Alaska Air Flies Higher Than the Rest


Alaska Air Group may be the best airline available to investors. It's been incredibly successful in its slow, steady expansion plan that not only increases routes but increases revenue per seat along the way. It's no secret either, as the stock has gone up north of 80% in the last 12 months. Yet, even with its tremendous run-up in stock price, the company still trades under 10 times forward earnings. Let's take a look at the first quarter and see if it's time to back up the truck for Alaska Air.

Earnings recap
The company is off to a great start in 2013, achieving profitability in the first quarter for the fourth time in a row, according to CEO Bradley Tilden. The first quarter is typically a difficult one for airlines, as there is typically a sharp drop-off from the fourth quarter's holiday travel season. This quarter was a record first quarter for the airline, hitting $44 million, or $0.62 per share, in net income. Last year, the company managed just $28 million, or $0.39 per share. The Street seemed to expect around $0.56 per share, kicking off a nice beat on the bottom line.
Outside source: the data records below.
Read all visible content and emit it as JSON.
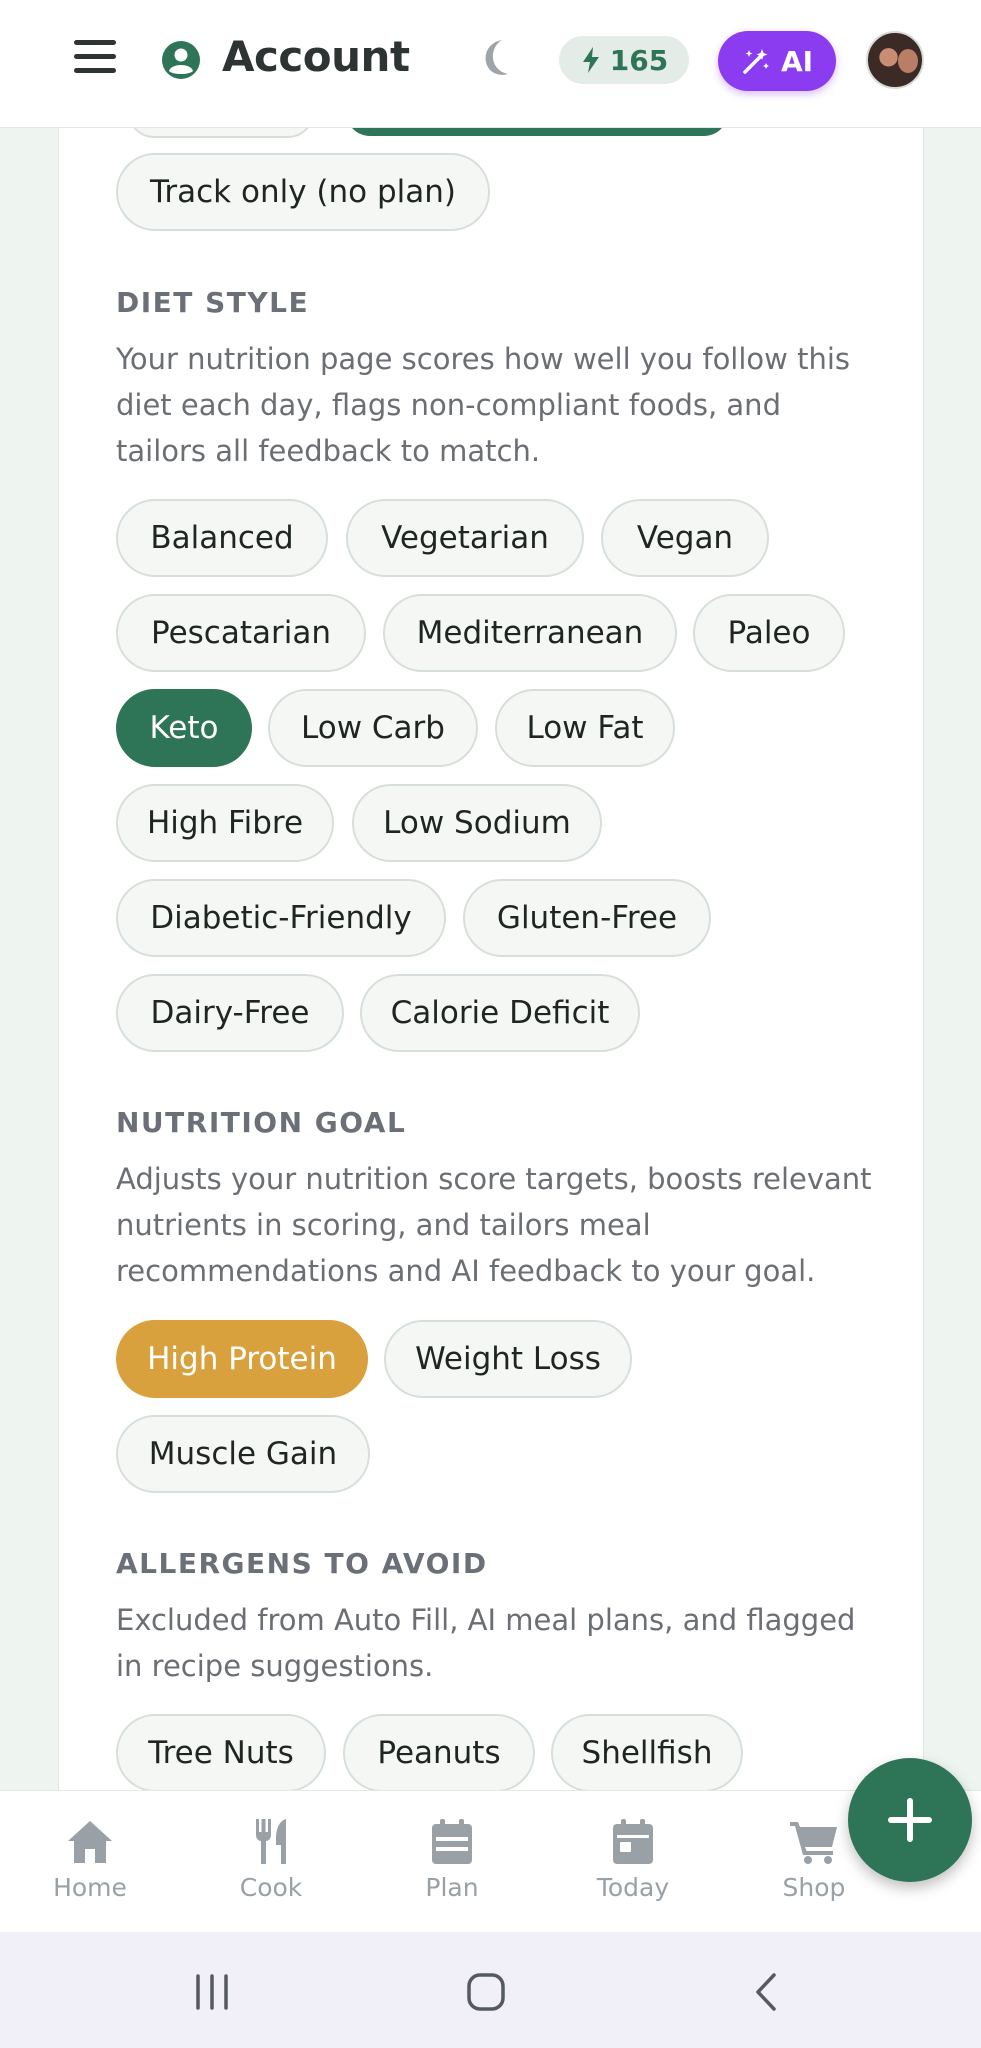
{
  "header": {
    "title": "Account",
    "energy_count": "165",
    "ai_label": "AI"
  },
  "plan_mode": {
    "track_only_label": "Track only (no plan)"
  },
  "diet_style": {
    "heading": "DIET STYLE",
    "description": "Your nutrition page scores how well you follow this diet each day, flags non-compliant foods, and tailors all feedback to match.",
    "options": [
      "Balanced",
      "Vegetarian",
      "Vegan",
      "Pescatarian",
      "Mediterranean",
      "Paleo",
      "Keto",
      "Low Carb",
      "Low Fat",
      "High Fibre",
      "Low Sodium",
      "Diabetic-Friendly",
      "Gluten-Free",
      "Dairy-Free",
      "Calorie Deficit"
    ],
    "selected": "Keto"
  },
  "nutrition_goal": {
    "heading": "NUTRITION GOAL",
    "description": "Adjusts your nutrition score targets, boosts relevant nutrients in scoring, and tailors meal recommendations and AI feedback to your goal.",
    "options": [
      "High Protein",
      "Weight Loss",
      "Muscle Gain"
    ],
    "selected": "High Protein"
  },
  "allergens": {
    "heading": "ALLERGENS TO AVOID",
    "description": "Excluded from Auto Fill, AI meal plans, and flagged in recipe suggestions.",
    "options": [
      "Tree Nuts",
      "Peanuts",
      "Shellfish"
    ]
  },
  "bottom_nav": {
    "items": [
      "Home",
      "Cook",
      "Plan",
      "Today",
      "Shop"
    ]
  },
  "colors": {
    "primary_green": "#2e7456",
    "gold": "#d9a13e",
    "ai_purple": "#8b3bf0"
  }
}
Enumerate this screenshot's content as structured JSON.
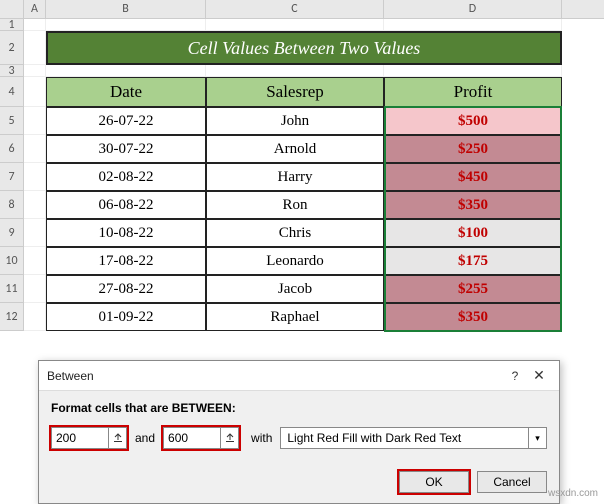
{
  "columns": {
    "A": "A",
    "B": "B",
    "C": "C",
    "D": "D"
  },
  "rowNums": [
    "1",
    "2",
    "3",
    "4",
    "5",
    "6",
    "7",
    "8",
    "9",
    "10",
    "11",
    "12"
  ],
  "title": "Cell Values Between Two Values",
  "headers": {
    "date": "Date",
    "salesrep": "Salesrep",
    "profit": "Profit"
  },
  "rows": [
    {
      "date": "26-07-22",
      "name": "John",
      "profit": "$500",
      "hl": "light"
    },
    {
      "date": "30-07-22",
      "name": "Arnold",
      "profit": "$250",
      "hl": "dark"
    },
    {
      "date": "02-08-22",
      "name": "Harry",
      "profit": "$450",
      "hl": "dark"
    },
    {
      "date": "06-08-22",
      "name": "Ron",
      "profit": "$350",
      "hl": "dark"
    },
    {
      "date": "10-08-22",
      "name": "Chris",
      "profit": "$100",
      "hl": "none"
    },
    {
      "date": "17-08-22",
      "name": "Leonardo",
      "profit": "$175",
      "hl": "none"
    },
    {
      "date": "27-08-22",
      "name": "Jacob",
      "profit": "$255",
      "hl": "dark"
    },
    {
      "date": "01-09-22",
      "name": "Raphael",
      "profit": "$350",
      "hl": "dark"
    }
  ],
  "dialog": {
    "title": "Between",
    "help": "?",
    "close": "✕",
    "label": "Format cells that are BETWEEN:",
    "val1": "200",
    "and": "and",
    "val2": "600",
    "with": "with",
    "combo": "Light Red Fill with Dark Red Text",
    "ok": "OK",
    "cancel": "Cancel"
  },
  "watermark": "wsxdn.com"
}
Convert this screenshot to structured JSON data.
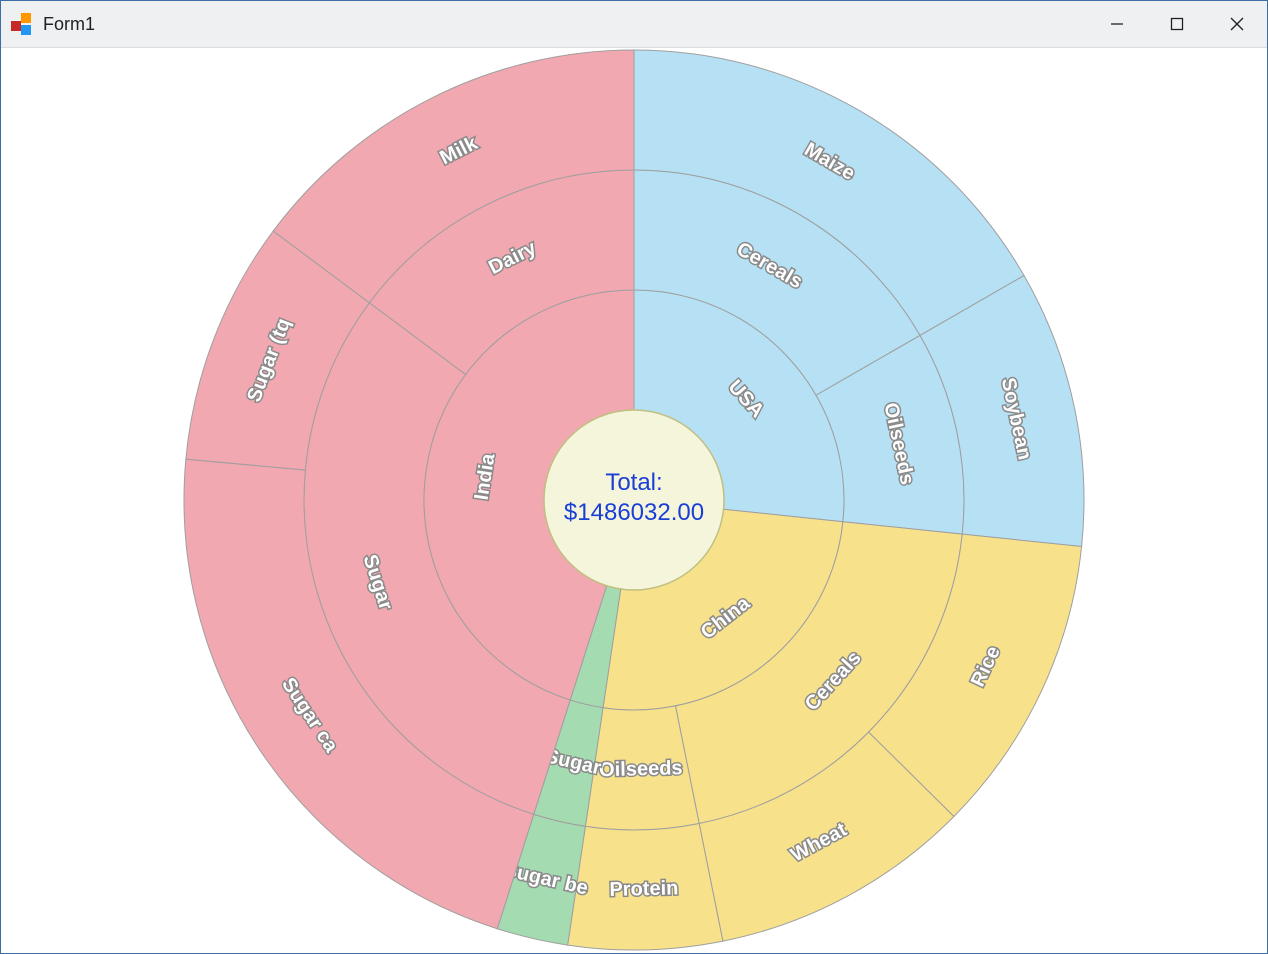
{
  "window": {
    "title": "Form1"
  },
  "center": {
    "label": "Total:",
    "value": "$1486032.00"
  },
  "colors": {
    "USA": {
      "fill": "#b6e0f3",
      "stroke": "#7fb6cc"
    },
    "China": {
      "fill": "#f7e28b",
      "stroke": "#cbb45f"
    },
    "France": {
      "fill": "#a5dbb1",
      "stroke": "#7fb48b"
    },
    "India": {
      "fill": "#f2a8b0",
      "stroke": "#d0818b"
    }
  },
  "labels": {
    "usa": "USA",
    "china": "China",
    "france": "",
    "india": "India",
    "usa_cereals": "Cereals",
    "usa_oilseeds": "Oilseeds",
    "china_cereals": "Cereals",
    "china_oilseeds": "Oilseeds",
    "france_sugar": "Sugar",
    "india_sugar": "Sugar",
    "india_dairy": "Dairy",
    "maize": "Maize",
    "soybean": "Soybean",
    "rice": "Rice",
    "wheat": "Wheat",
    "protein": "Protein",
    "sugar_be": "Sugar be",
    "sugar_ca": "Sugar ca",
    "sugar_tq": "Sugar (tq",
    "milk": "Milk"
  },
  "chart_data": {
    "type": "sunburst",
    "total": 1486032.0,
    "unit": "$",
    "rings": 3,
    "tree": [
      {
        "name": "USA",
        "color": "#b6e0f3",
        "children": [
          {
            "name": "Cereals",
            "children": [
              {
                "name": "Maize",
                "value": 248000
              }
            ]
          },
          {
            "name": "Oilseeds",
            "children": [
              {
                "name": "Soybean",
                "value": 148000
              }
            ]
          }
        ]
      },
      {
        "name": "China",
        "color": "#f7e28b",
        "children": [
          {
            "name": "Cereals",
            "children": [
              {
                "name": "Rice",
                "value": 160000
              },
              {
                "name": "Wheat",
                "value": 140000
              }
            ]
          },
          {
            "name": "Oilseeds",
            "children": [
              {
                "name": "Protein",
                "value": 82000
              }
            ]
          }
        ]
      },
      {
        "name": "France",
        "color": "#a5dbb1",
        "children": [
          {
            "name": "Sugar",
            "children": [
              {
                "name": "Sugar beet",
                "display": "Sugar be",
                "value": 38032
              }
            ]
          }
        ]
      },
      {
        "name": "India",
        "color": "#f2a8b0",
        "children": [
          {
            "name": "Sugar",
            "children": [
              {
                "name": "Sugar cane",
                "display": "Sugar ca",
                "value": 320000
              },
              {
                "name": "Sugar (tq)",
                "display": "Sugar (tq",
                "value": 130000
              }
            ]
          },
          {
            "name": "Dairy",
            "children": [
              {
                "name": "Milk",
                "value": 220000
              }
            ]
          }
        ]
      }
    ]
  }
}
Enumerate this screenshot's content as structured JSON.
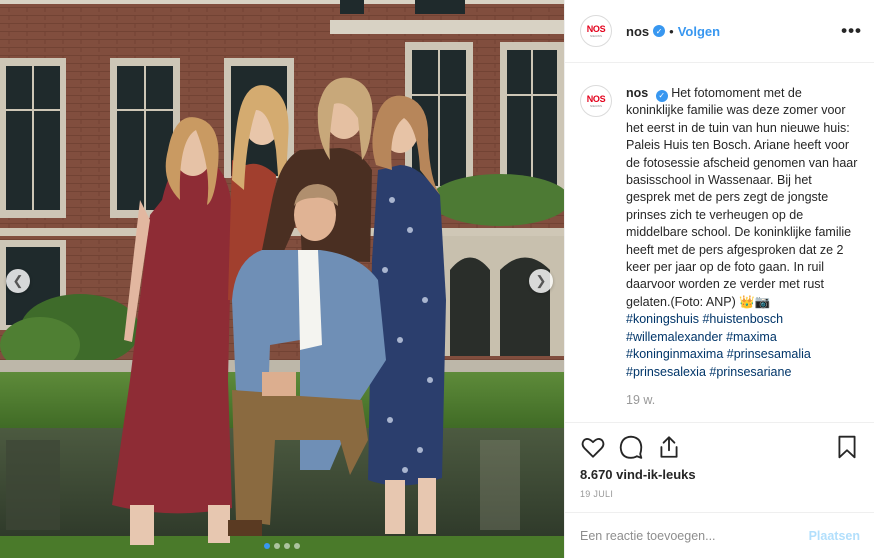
{
  "post": {
    "username": "nos",
    "separator": "•",
    "follow_label": "Volgen",
    "more_label": "•••",
    "avatar_logo": "NOS",
    "avatar_sub": "NIEUWS",
    "caption": "Het fotomoment met de koninklijke familie was deze zomer voor het eerst in de tuin van hun nieuwe huis: Paleis Huis ten Bosch. Ariane heeft voor de fotosessie afscheid genomen van haar basisschool in Wassenaar. Bij het gesprek met de pers zegt de jongste prinses zich te verheugen op de middelbare school. De koninklijke familie heeft met de pers afgesproken dat ze 2 keer per jaar op de foto gaan. In ruil daarvoor worden ze verder met rust gelaten.(Foto: ANP) 👑📷",
    "hashtags": [
      "#koningshuis",
      "#huistenbosch",
      "#willemalexander",
      "#maxima",
      "#koninginmaxima",
      "#prinsesamalia",
      "#prinsesalexia",
      "#prinsesariane"
    ],
    "time_ago": "19 w.",
    "likes": "8.670 vind-ik-leuks",
    "date": "19 juli",
    "comment_placeholder": "Een reactie toevoegen...",
    "post_label": "Plaatsen"
  },
  "icons": {
    "verified": "verified-badge-icon",
    "like": "heart-icon",
    "comment": "speech-bubble-icon",
    "share": "share-icon",
    "save": "bookmark-icon",
    "prev": "chevron-left-icon",
    "next": "chevron-right-icon"
  },
  "carousel": {
    "slide_count": 4,
    "active_index": 0
  },
  "colors": {
    "accent": "#3897f0",
    "hashtag": "#003569",
    "muted": "#999999",
    "brand_red": "#e3001b"
  }
}
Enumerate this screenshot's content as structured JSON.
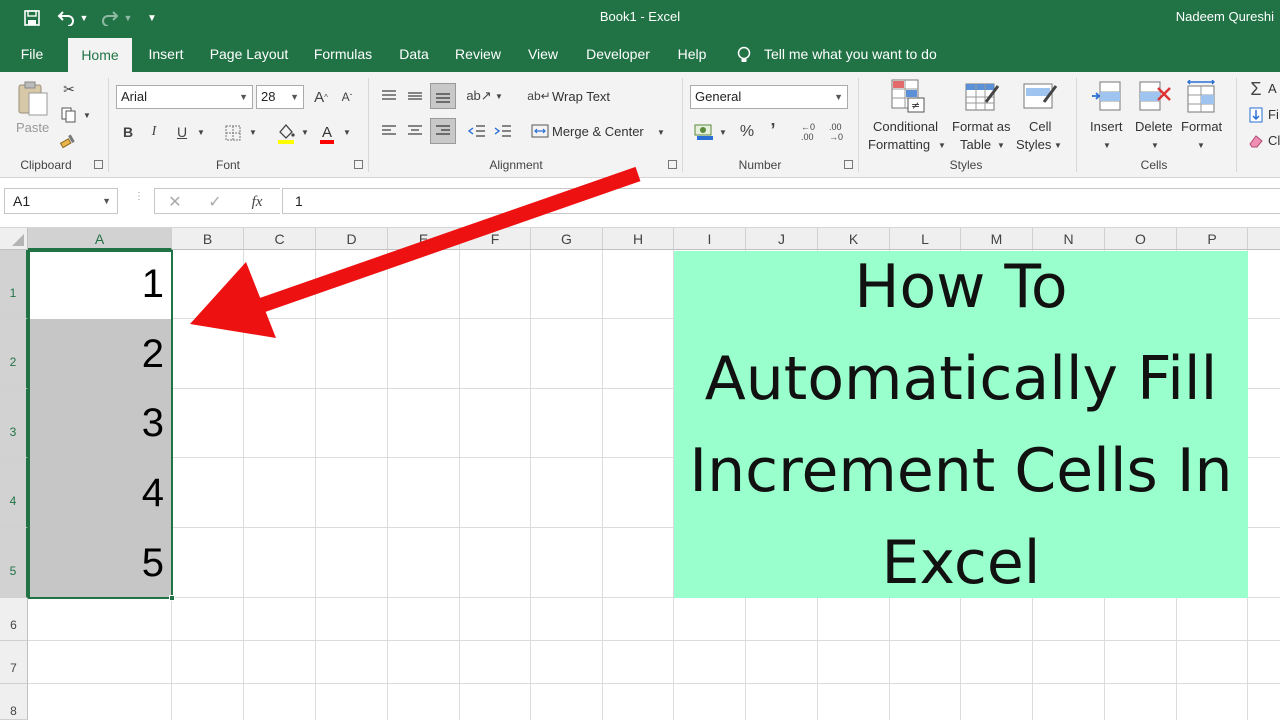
{
  "titlebar": {
    "title": "Book1  -  Excel",
    "user": "Nadeem Qureshi"
  },
  "tabs": [
    "File",
    "Home",
    "Insert",
    "Page Layout",
    "Formulas",
    "Data",
    "Review",
    "View",
    "Developer",
    "Help"
  ],
  "active_tab": "Home",
  "tell_me": "Tell me what you want to do",
  "ribbon": {
    "clipboard": {
      "paste": "Paste",
      "label": "Clipboard"
    },
    "font": {
      "name": "Arial",
      "size": "28",
      "bold": "B",
      "italic": "I",
      "underline": "U",
      "label": "Font"
    },
    "alignment": {
      "wrap": "Wrap Text",
      "merge": "Merge & Center",
      "label": "Alignment"
    },
    "number": {
      "format": "General",
      "label": "Number",
      "percent": "%",
      "comma": "’"
    },
    "styles": {
      "conditional_1": "Conditional",
      "conditional_2": "Formatting",
      "format_table_1": "Format as",
      "format_table_2": "Table",
      "cell_styles_1": "Cell",
      "cell_styles_2": "Styles",
      "label": "Styles"
    },
    "cells": {
      "insert": "Insert",
      "delete": "Delete",
      "format": "Format",
      "label": "Cells"
    },
    "editing": {
      "a": "A",
      "f": "Fi",
      "c": "Cl"
    }
  },
  "formula_bar": {
    "name_box": "A1",
    "fx": "fx",
    "value": "1"
  },
  "columns": [
    "A",
    "B",
    "C",
    "D",
    "E",
    "F",
    "G",
    "H",
    "I",
    "J",
    "K",
    "L",
    "M",
    "N",
    "O",
    "P"
  ],
  "rows": [
    "1",
    "2",
    "3",
    "4",
    "5",
    "6",
    "7",
    "8"
  ],
  "cells_a": [
    "1",
    "2",
    "3",
    "4",
    "5"
  ],
  "title_text": "How To Automatically Fill Increment Cells In Excel",
  "colors": {
    "excel_green": "#217346",
    "title_fill": "#99ffcc",
    "arrow": "#ee1111",
    "selection": "#c6c6c6"
  }
}
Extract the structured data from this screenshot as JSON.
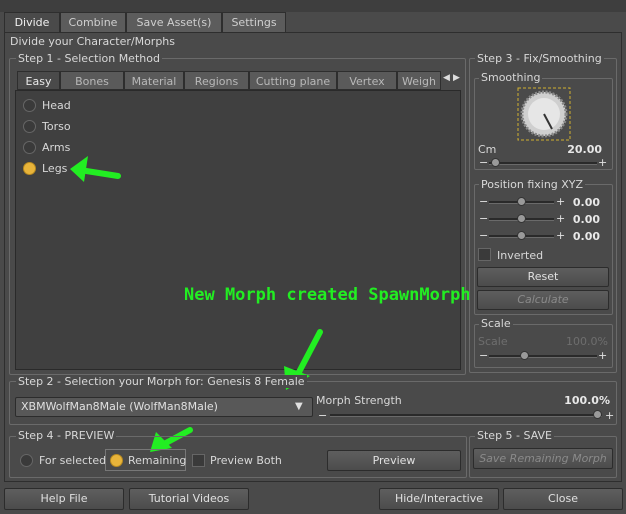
{
  "tabs": [
    "Divide",
    "Combine",
    "Save Asset(s)",
    "Settings"
  ],
  "title": "Divide your Character/Morphs",
  "step1": {
    "label": "Step 1 - Selection Method",
    "subtabs": [
      "Easy",
      "Bones",
      "Material",
      "Regions",
      "Cutting plane",
      "Vertex",
      "Weigh"
    ],
    "options": [
      "Head",
      "Torso",
      "Arms",
      "Legs"
    ],
    "selected": "Legs"
  },
  "annotation": {
    "text": "New Morph created SpawnMorph",
    "color": "#22ee22"
  },
  "step2": {
    "label": "Step 2 - Selection your Morph for: Genesis 8 Female",
    "morph_value": "XBMWolfMan8Male (WolfMan8Male)",
    "strength_label": "Morph Strength",
    "strength_value": "100.0%",
    "strength_fraction": 1.0
  },
  "step3": {
    "label": "Step 3 - Fix/Smoothing",
    "smoothing_label": "Smoothing",
    "cm_label": "Cm",
    "cm_value": "20.00",
    "position_label": "Position fixing XYZ",
    "xyz_values": [
      "0.00",
      "0.00",
      "0.00"
    ],
    "inverted_label": "Inverted",
    "reset_label": "Reset",
    "calculate_label": "Calculate",
    "scale_label": "Scale",
    "scale_field": "Scale",
    "scale_value": "100.0%"
  },
  "step4": {
    "label": "Step 4 - PREVIEW",
    "for_selected": "For selected",
    "remaining": "Remaining",
    "preview_both": "Preview Both",
    "preview_button": "Preview"
  },
  "step5": {
    "label": "Step 5 - SAVE",
    "save_button": "Save Remaining Morph"
  },
  "footer": {
    "help": "Help File",
    "tutorial": "Tutorial Videos",
    "hide": "Hide/Interactive",
    "close": "Close"
  }
}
Alaska Air spent a little under $20 million in stock buybacks -- wise considering the valuation of the stock when compared to peers (we'll touch on that later).

Revenues hit $1.133 billion, a 9% gain from the prior year. The boost in sales comes mainly from a boost in capacity. The company is adding routes, both mid- and transcontinental. Passenger revenue per available seat mile (PRASM), the go-to metric for an airline's unit profitability, was admittedly not as appealing as in recent quarters. PRASM was up just 0.3%, driven mainly by a 3.5% gain for regional routes. The industry, meanwhile, averaged 3.5% PRASM growth. Investors need to note, however, that the industry gains were more a matter of increased pricing, while Alaska's gains were a force of capacity and load factor. The latter is a utilization metric of passenger-kilos as a percentage of total seat-kilos.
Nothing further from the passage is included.